Dentro do meu cansaço




É claro que dentro do meu cansaço não cabe ninguém. Arrumo meu mosaico de ladrilhos do tempo. Pintei ainda há pouco as persianas, de ocre, espremi laranjas, espantei o cão, lambi o pires do gato fujão, renovei a porção de ração do rato que deixa migalhas de pão misturadas ao que ficou dos pelos do gato na grama, às marcas das patas na terra.
A semana mal começou, vem logo o natal natal das crianças, da estrela guia e do peru de fora, que não tem bico, então não fala, aí não ouço, não ouço ele nem o guiné-galinha d’angola e nem pavão, glu, leó, tôfraco, nem ouço o jingle bells a toda altura na casa do vizinho da direita, de direita, melhor dizendo, só pode, o fdp, que me desperta instintos vis, mas aprendi mandamentos - não matarás-roubarás-fornicarás-cobiçarás - aí fecho as portas, as janelas, ligo o rádio alto, bem alto, não resisto e vou até o portão e vejo que o bar fechou, e não posso matá-lo, o vizinho, nem devo, no fundo nem quero, que tenho piedade, infinita piedade, desesperada piedade, dele, dos insetos, lagartixas, sapos, gatos-de-rua, gentes-sós. De barata é que não, corro léguas quando voam, repulsivas, disparo até o armário onde esperam as havaianas, lanço mão do baygon, do detefon, do on disponível, descarrego nelas minha ira, asco, pavor, respiro aliviada até o acesso da tosse alérgica e me refaço. E volto à semana que mal começou, e estando o bar fechado, abro o vinho, bom mas da promoção, que aguardava o fim da montagem do mosaico. Não pensei que o acabaria tão logo, o mosaico. Há que começar outro, urgente, que muitos vinhos não há e o natal natal dista uma semana de agora e preciso fazer coisas, muitas coisas até lá.
Falta zarcão na grade, a ferrugem vai comer tudo, senão. A maresia perto faz dessas coisas. Como faço coisas, muitas coisas, também eu, todo o tempo, o tempo todo, pra evitar a ferrugem, a gordura abdominal, a angústia, o tédio. Faço muito, que não quero pensar muito, não quero sentir nada, nem posso, nem devo, e já nem lembro mais como é. Por tudo isso não tenho e nem quero tempo, e canso. Que dentro do meu cansaço não cabe ninguém.

8.12.08

As tintas da narrativa



Sentei-me, na ante-sala do salão de beleza, esperando o tempo sem fim do cabelereiro e observei a moça à minha frente.
Pintou de preto as unhas e a manicure quis adivinhar: - cores fortes, pessoas determinadas, né?
Nada respondeu com palavras.

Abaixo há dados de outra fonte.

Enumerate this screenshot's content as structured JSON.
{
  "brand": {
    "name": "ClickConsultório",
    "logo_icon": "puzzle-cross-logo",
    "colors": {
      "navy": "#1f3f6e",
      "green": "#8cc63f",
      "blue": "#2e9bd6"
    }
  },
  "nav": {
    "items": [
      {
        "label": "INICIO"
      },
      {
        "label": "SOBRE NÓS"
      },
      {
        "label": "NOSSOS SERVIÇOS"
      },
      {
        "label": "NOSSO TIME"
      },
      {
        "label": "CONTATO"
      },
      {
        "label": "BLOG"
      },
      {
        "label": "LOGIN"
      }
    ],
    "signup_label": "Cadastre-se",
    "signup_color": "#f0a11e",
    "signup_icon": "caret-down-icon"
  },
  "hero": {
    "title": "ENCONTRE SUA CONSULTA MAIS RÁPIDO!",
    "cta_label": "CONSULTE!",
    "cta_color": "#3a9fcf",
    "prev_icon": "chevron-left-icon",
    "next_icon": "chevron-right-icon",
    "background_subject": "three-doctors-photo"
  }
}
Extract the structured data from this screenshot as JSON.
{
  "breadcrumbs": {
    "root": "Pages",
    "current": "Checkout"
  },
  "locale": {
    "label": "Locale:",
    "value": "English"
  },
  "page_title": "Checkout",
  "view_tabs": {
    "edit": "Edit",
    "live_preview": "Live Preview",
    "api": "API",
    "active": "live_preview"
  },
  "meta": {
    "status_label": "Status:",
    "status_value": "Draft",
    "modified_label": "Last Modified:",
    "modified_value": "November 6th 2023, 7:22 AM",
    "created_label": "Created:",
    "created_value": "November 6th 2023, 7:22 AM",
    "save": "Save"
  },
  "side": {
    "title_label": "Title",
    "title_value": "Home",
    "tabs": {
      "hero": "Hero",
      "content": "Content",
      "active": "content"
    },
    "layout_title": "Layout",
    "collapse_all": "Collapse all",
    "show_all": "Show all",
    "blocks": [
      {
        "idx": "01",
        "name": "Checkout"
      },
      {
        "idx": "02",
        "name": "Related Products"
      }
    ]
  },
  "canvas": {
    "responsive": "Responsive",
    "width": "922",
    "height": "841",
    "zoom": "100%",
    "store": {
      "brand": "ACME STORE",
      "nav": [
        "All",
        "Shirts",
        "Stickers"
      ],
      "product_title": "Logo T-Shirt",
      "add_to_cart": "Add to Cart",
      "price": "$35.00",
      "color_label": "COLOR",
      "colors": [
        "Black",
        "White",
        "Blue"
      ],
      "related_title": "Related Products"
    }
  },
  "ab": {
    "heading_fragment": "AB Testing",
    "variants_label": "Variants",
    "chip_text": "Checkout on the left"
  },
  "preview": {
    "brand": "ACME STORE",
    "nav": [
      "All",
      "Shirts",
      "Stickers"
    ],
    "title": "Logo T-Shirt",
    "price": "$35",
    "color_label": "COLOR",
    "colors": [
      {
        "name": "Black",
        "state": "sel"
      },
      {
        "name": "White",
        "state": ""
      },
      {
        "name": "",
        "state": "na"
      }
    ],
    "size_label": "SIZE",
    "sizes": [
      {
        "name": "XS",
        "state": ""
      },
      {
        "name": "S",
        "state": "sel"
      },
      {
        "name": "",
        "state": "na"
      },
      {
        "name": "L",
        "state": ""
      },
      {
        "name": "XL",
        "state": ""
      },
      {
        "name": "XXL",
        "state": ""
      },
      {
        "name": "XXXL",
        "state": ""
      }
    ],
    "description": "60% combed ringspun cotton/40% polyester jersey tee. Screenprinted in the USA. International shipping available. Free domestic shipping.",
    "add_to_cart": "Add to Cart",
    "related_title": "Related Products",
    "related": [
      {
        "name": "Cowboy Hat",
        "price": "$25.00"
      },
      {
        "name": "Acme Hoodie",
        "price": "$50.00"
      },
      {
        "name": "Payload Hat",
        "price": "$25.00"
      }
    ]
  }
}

Um meio sorriso, um olhar veloz, ambíguo, de assentimento ou discordância. Vai saber.
Hesitou. Contou um pouco, então, se bem que não assim. Em todo caso:

_ Determinação não era a tônica do momento, mas a necessidade primeira, que desde a opção pelo exorcismo da derradeira dor, desde a decisão pelo entorpecimento, tudo ia transcorrendo moroso, sem vontade. Decisão só esboçada, nenhuma determinação. Até o momento em que a última insônia lhe trouxe as respostas. Então quis. Quis muito. Quis com toda a força os sonhos que restavam e o retorno aos projetos adiados. Quis distância, distanciamento, observação, silêncio. Renascimento. Quis o sepultamento de todas as perguntas vãs, das dúvidas caladas, das mágoas silenciosas. Quis libertação. E limpou casa, alma e vida. E desfez-se de tudo o que sobrava. E desprendeu-se de teias, tralhas, supérfluos. E tirou o pó das lembranças boas e guardou-as. Com alguma solenidade. Com muito zelo. Então, leve, pôde voltar a caminhar, com mais Luz, mais Amor, mais Alegria.

No caminho iniciado - percebi -, indiferença aparente, só: o jogo muscular que pratica, com que finge e filtra, interpreta, imita, ao fim denuncia a emoção que escorre, desautorizada, no gesto e no olhar que sobram na distração, no riso que esquece de guardar, na quietude, até, na ausência mesma de reação.

Eu a vi partir. Ouvi sua voz grave e seu silêncio e seus passos firmes e vi suas unhas negras e vi os olhares que a acompanharam, sem os decifrar.
Não se deteve. Seguiu, segredando em olhares, que a distância entre o impossível e o possível é do tamanho do querer. Nada mais.

Não contracenei. Fiquei pensando sobre a sua narrativa, que lembrou-me outra, construída em torno de um enredo banal: a velha seqüência sedução-traição-abandono contrariando as previsões da cartomante, as promessas de nova esperança, presentes do universo, prêmio, merecimento e tal e tal. Desta, havia eu apreciado as cores.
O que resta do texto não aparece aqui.